- Born: Hennoch January 29, 1869 Altenburg
- Died: 1937
- Occupations: Author and founder of the Deutschen Pfadfinderbundes für junge Mädchen
- Writing career
- Notable work: Pfadfinderbuch für junge Mädchen

= Elise von Hopffgarten =

German author

Elise Hermine von Hopffgarten, née Hennoch (January 29, 1869 in Altenburg-after 1937) was a German author and founder of the Deutschen Pfadfinderbundes für junge Mädchen. On January 14, 1912, the Deutschen Pfadfinderbundes für junge Mädchen was founded at the instigation of Maximilian Bayer, in which several Scout groups existent since 1908, some of which previously were attached to the Wandervogel, merged.
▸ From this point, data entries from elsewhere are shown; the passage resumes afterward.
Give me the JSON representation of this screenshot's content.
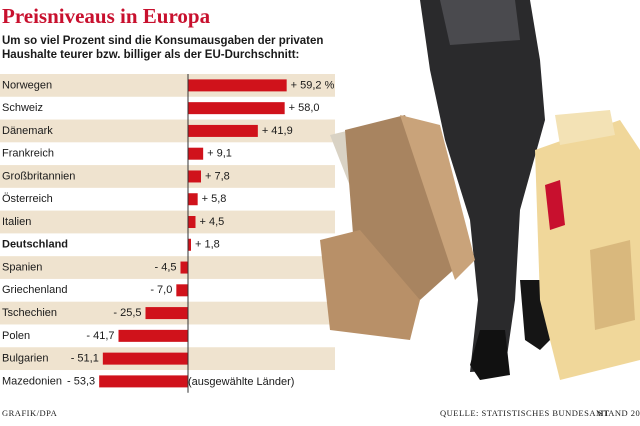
{
  "chart_data": {
    "type": "barh",
    "title": "Preisniveaus in Europa",
    "subtitle": [
      "Um so viel Prozent sind die Konsumausgaben der privaten",
      "Haushalte teurer bzw. billiger als der EU-Durchschnitt:"
    ],
    "categories": [
      "Norwegen",
      "Schweiz",
      "Dänemark",
      "Frankreich",
      "Großbritannien",
      "Österreich",
      "Italien",
      "Deutschland",
      "Spanien",
      "Griechenland",
      "Tschechien",
      "Polen",
      "Bulgarien",
      "Mazedonien"
    ],
    "values": [
      59.2,
      58.0,
      41.9,
      9.1,
      7.8,
      5.8,
      4.5,
      1.8,
      -4.5,
      -7.0,
      -25.5,
      -41.7,
      -51.1,
      -53.3
    ],
    "value_labels": [
      "+ 59,2 %",
      "+ 58,0",
      "+ 41,9",
      "+ 9,1",
      "+ 7,8",
      "+ 5,8",
      "+ 4,5",
      "+ 1,8",
      "- 4,5",
      "- 7,0",
      "- 25,5",
      "- 41,7",
      "- 51,1",
      "- 53,3"
    ],
    "color": "#d0121b",
    "highlight": "Deutschland",
    "highlight_color": "#c8102e",
    "xlim": [
      -60,
      60
    ],
    "annotation": "(ausgewählte Länder)",
    "credit": "Grafik/dpa",
    "source": "Quelle: Statistisches Bundesamt",
    "date": "Stand 20"
  }
}
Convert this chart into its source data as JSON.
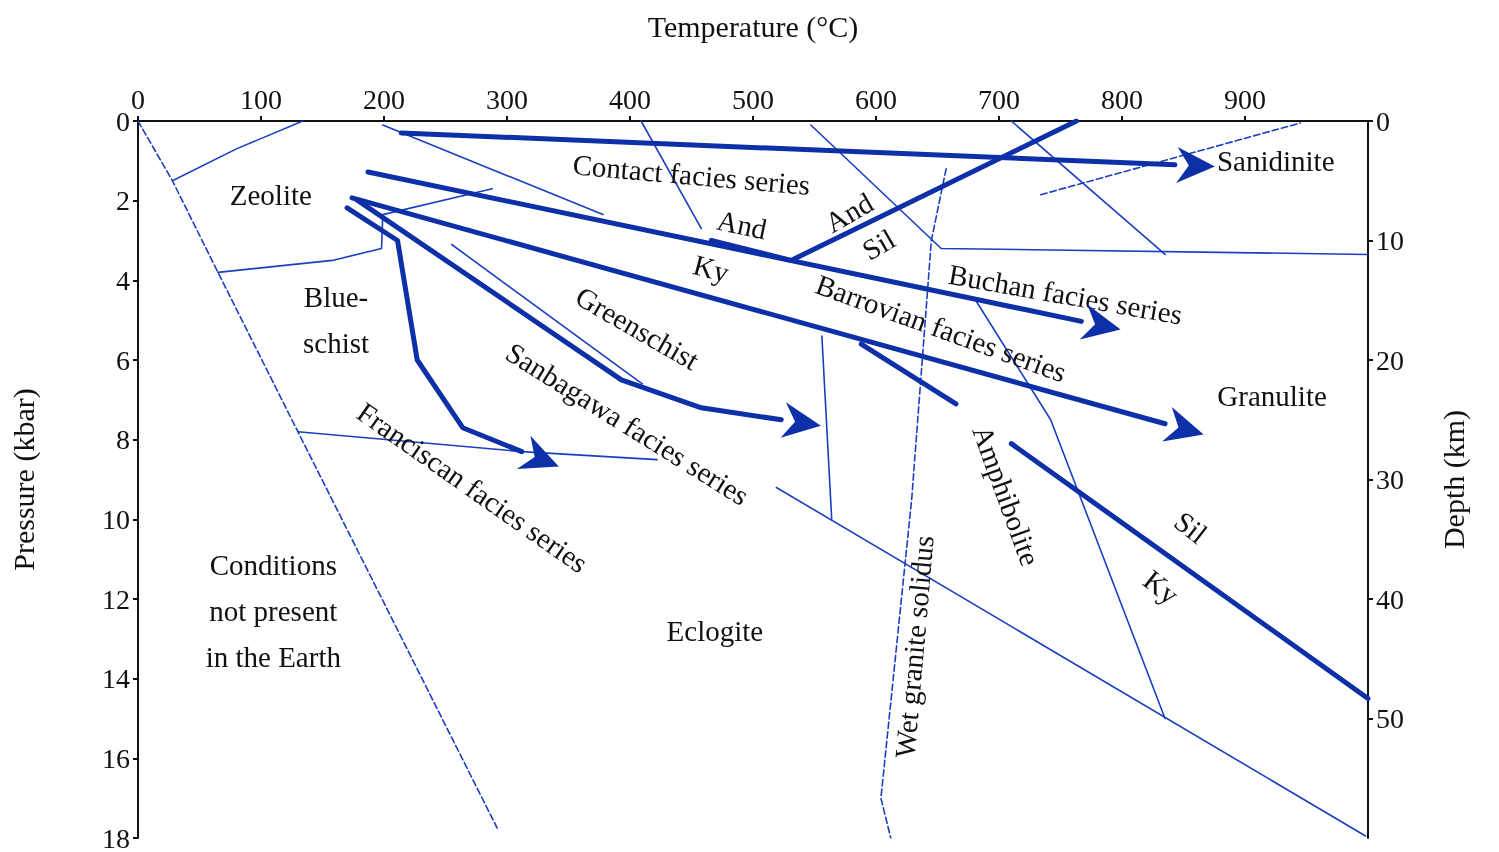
{
  "chart_data": {
    "type": "line",
    "xlabel": "Temperature (°C)",
    "ylabel": "Pressure (kbar)",
    "y2label": "Depth (km)",
    "xlim": [
      0,
      1000
    ],
    "xticks": [
      0,
      100,
      200,
      300,
      400,
      500,
      600,
      700,
      800,
      900
    ],
    "ylim": [
      18,
      0
    ],
    "yticks": [
      0,
      2,
      4,
      6,
      8,
      10,
      12,
      14,
      16,
      18
    ],
    "y2lim": [
      60,
      0
    ],
    "y2ticks": [
      0,
      10,
      20,
      30,
      40,
      50
    ],
    "marker": "none",
    "series": [
      {
        "color": "#1a3fc0",
        "line_style": "dashed",
        "x": [
          0,
          28,
          65,
          130,
          292
        ],
        "values": [
          0,
          1.5,
          3.8,
          7.8,
          17.75
        ]
      },
      {
        "color": "#1a3fc0",
        "x": [
          28,
          80,
          134
        ],
        "values": [
          1.5,
          0.7,
          0
        ]
      },
      {
        "color": "#1a3fc0",
        "x": [
          65,
          158,
          198,
          199,
          288
        ],
        "values": [
          3.8,
          3.5,
          3.2,
          2.35,
          1.7
        ]
      },
      {
        "color": "#1a3fc0",
        "x": [
          130,
          312,
          422
        ],
        "values": [
          7.8,
          8.3,
          8.5
        ]
      },
      {
        "color": "#1a3fc0",
        "x": [
          519,
          998
        ],
        "values": [
          9.2,
          17.95
        ]
      },
      {
        "color": "#1a3fc0",
        "x": [
          255,
          410
        ],
        "values": [
          3.1,
          6.6
        ]
      },
      {
        "color": "#1a3fc0",
        "x": [
          556,
          564
        ],
        "values": [
          5.4,
          10
        ]
      },
      {
        "color": "#1a3fc0",
        "line_style": "dashed",
        "x": [
          657,
          645,
          629,
          604,
          612
        ],
        "values": [
          1.2,
          3,
          9.5,
          17,
          18
        ]
      },
      {
        "color": "#1a3fc0",
        "x": [
          547,
          653,
          1000
        ],
        "values": [
          0.1,
          3.2,
          3.35
        ]
      },
      {
        "color": "#1a3fc0",
        "x": [
          710,
          835
        ],
        "values": [
          0,
          3.35
        ]
      },
      {
        "color": "#1a3fc0",
        "line_style": "dashed",
        "x": [
          734,
          945
        ],
        "values": [
          1.85,
          0.05
        ]
      },
      {
        "color": "#1a3fc0",
        "x": [
          681,
          742,
          835
        ],
        "values": [
          4.5,
          7.5,
          15
        ]
      },
      {
        "color": "#1a3fc0",
        "x": [
          199,
          378
        ],
        "values": [
          0.1,
          2.35
        ]
      },
      {
        "color": "#1a3fc0",
        "x": [
          409,
          458
        ],
        "values": [
          0,
          2.7
        ]
      },
      {
        "color": "#0d2fa8",
        "x": [
          531,
          763
        ],
        "values": [
          3.5,
          0
        ]
      },
      {
        "color": "#0d2fa8",
        "x": [
          710,
          1000
        ],
        "values": [
          8.1,
          14.5
        ]
      },
      {
        "color": "#0d2fa8",
        "x": [
          588,
          665
        ],
        "values": [
          5.6,
          7.1
        ]
      },
      {
        "color": "#0d2fa8",
        "x": [
          466,
          531
        ],
        "values": [
          3,
          3.5
        ]
      },
      {
        "color": "#0d2fa8",
        "x": [
          214,
          843
        ],
        "values": [
          0.3,
          1.1
        ]
      },
      {
        "color": "#0d2fa8",
        "x": [
          187,
          767
        ],
        "values": [
          1.28,
          5.03
        ]
      },
      {
        "color": "#0d2fa8",
        "x": [
          174,
          835
        ],
        "values": [
          1.93,
          7.6
        ]
      },
      {
        "color": "#0d2fa8",
        "x": [
          178,
          393,
          458,
          523
        ],
        "values": [
          1.98,
          6.5,
          7.2,
          7.5
        ]
      },
      {
        "color": "#0d2fa8",
        "x": [
          170,
          211,
          227,
          264,
          312
        ],
        "values": [
          2.18,
          3,
          6,
          7.7,
          8.3
        ]
      }
    ],
    "annotations": [
      "Contact facies series",
      "Sanidinite",
      "Zeolite",
      "And",
      "And",
      "Sil",
      "Ky",
      "Buchan facies series",
      "Barrovian facies series",
      "Blue-\nschist",
      "Greenschist",
      "Sanbagawa facies series",
      "Franciscan facies series",
      "Granulite",
      "Amphibolite",
      "Sil",
      "Ky",
      "Conditions\nnot present\nin the Earth",
      "Eclogite",
      "Wet granite solidus"
    ]
  }
}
Hopffgarten was elected by the Assembly in the Pestalozzi-Fröbel-Haus to be the first chairman and held that position until 1922. In this role, she was editor of the club magazine and made numerous lecture tours around Germany, to promote Scouting. By mid-1914, the organization had 6,200 members. In 1915 the organization launched the Kriegsgarten "war gardens", in which children were taught horticulture and were fed.

In February 1912, Bayer, Alexander Lion, and Carl Freiherr von Seckendorff assisted Elise von Hopffgarten in authoring "Pfadfinderbuch für junge Mädchen" (A Scout Book for Girls). In its effort to make young women more independent, it was free from patriotic or religious sentiment, and contained references to the women's movement.